Experts in Australia say the use of naltrexone implants to treat drug dependency should be stopped because of a number of reports of severe adverse reactions.

Naltrexone is used orally as a treatment for heroin and alcohol dependence but only works if it is taken regularly.

Because many addicts do not stick to the regular doses prescribed the effectiveness of the drug is often compromised.

This has led to the development of long-acting naltrexone implants and depot injections which have not been approved for human use in Australia, but are being supplied through private clinics.

The implants are usually inserted into the abdominal wall and release the drug over several months.

Associate Professor Robert Ali, Director of the Drug Alcohol Services Council in Adelaide, and his co-authors in research published in the Medical Journal of Australia, says that naltrexone is in theory an attractive treatment because it is inexpensive, long-acting, and generally well tolerated.

Professor Ali says he is concerned that naltrexone implants are currently obtained through the TGA Special Access Scheme even though the product has not undergone the usual rigorous scrutiny required for new devices in Australia.

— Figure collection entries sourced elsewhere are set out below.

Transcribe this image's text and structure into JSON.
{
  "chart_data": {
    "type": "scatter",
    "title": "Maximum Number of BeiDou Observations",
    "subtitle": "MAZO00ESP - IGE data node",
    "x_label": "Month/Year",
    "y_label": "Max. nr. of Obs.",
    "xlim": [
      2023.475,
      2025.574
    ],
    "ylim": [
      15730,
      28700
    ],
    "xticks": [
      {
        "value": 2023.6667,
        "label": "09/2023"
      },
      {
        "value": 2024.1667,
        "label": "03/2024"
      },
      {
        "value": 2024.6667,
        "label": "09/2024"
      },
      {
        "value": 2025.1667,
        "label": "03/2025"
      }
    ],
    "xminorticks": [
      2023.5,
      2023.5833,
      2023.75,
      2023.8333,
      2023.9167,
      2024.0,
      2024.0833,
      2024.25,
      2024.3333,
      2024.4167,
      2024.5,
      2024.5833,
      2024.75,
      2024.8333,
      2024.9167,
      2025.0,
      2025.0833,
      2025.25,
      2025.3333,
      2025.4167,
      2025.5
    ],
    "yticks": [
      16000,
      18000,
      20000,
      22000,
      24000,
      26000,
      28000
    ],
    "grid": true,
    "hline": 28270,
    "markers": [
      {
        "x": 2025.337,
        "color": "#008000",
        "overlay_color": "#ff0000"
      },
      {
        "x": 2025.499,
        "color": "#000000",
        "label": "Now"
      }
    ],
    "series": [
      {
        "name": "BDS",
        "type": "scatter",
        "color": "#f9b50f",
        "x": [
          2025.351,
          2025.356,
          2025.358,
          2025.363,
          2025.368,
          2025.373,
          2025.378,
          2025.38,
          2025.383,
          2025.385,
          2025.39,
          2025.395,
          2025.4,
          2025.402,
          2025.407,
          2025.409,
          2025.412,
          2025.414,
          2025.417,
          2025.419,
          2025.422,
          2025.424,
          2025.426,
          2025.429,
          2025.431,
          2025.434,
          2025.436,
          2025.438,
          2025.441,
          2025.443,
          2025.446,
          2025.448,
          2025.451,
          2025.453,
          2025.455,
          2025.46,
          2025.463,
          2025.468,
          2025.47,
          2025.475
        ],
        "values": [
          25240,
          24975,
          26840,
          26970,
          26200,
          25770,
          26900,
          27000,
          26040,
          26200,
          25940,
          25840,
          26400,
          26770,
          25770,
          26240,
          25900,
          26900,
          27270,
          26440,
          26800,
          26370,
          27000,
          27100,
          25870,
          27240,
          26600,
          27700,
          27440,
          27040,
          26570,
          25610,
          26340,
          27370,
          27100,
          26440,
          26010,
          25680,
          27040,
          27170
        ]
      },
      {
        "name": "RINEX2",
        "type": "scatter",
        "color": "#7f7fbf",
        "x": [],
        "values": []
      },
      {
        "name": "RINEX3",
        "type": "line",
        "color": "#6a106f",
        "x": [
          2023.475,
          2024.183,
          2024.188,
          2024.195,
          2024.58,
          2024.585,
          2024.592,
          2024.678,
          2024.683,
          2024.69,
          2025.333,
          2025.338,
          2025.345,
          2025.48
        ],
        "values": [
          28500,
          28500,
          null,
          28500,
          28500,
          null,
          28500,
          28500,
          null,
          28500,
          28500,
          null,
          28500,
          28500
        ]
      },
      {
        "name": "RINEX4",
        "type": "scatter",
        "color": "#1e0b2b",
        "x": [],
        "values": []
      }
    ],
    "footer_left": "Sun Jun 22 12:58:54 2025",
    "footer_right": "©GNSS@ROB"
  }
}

Professor Ali says that the recent research on naltrexone implants in Australia has not followed usual scientific processes and his concern has the support of others in the field.

Dr. Paul Haber, Head of Drug Health Services at Royal Prince Alfred Hospital studied 12 patients who were admitted to hospital soon after receiving naltrexone in oral or implant form.

Dr. Haber says of the 12 cases, 8 were either definitely or probably related to the naltrexone implant; these included cases of severe opiate withdrawal and dehydration, infection at the implant site requiring surgery, and a psychiatric disorder.

Dr. Haber says such severe adverse events challenge the notion that naltrexone implants are a safe procedure and says there is a need for careful case selection, careful clinical management, and for closer regulatory monitoring.

He says patients should be warned of the risks, and appropriate procedures planned to respond to any complications.

Dr. Haber also believes screening patients for underlying medical or psychiatric conditions is essential along with working with relevant service providers and emergency services until the product has been assessed for safety and effectiveness.

Both studies are published in the Medical Journal of Australia, a publication of the Australian Medical Association.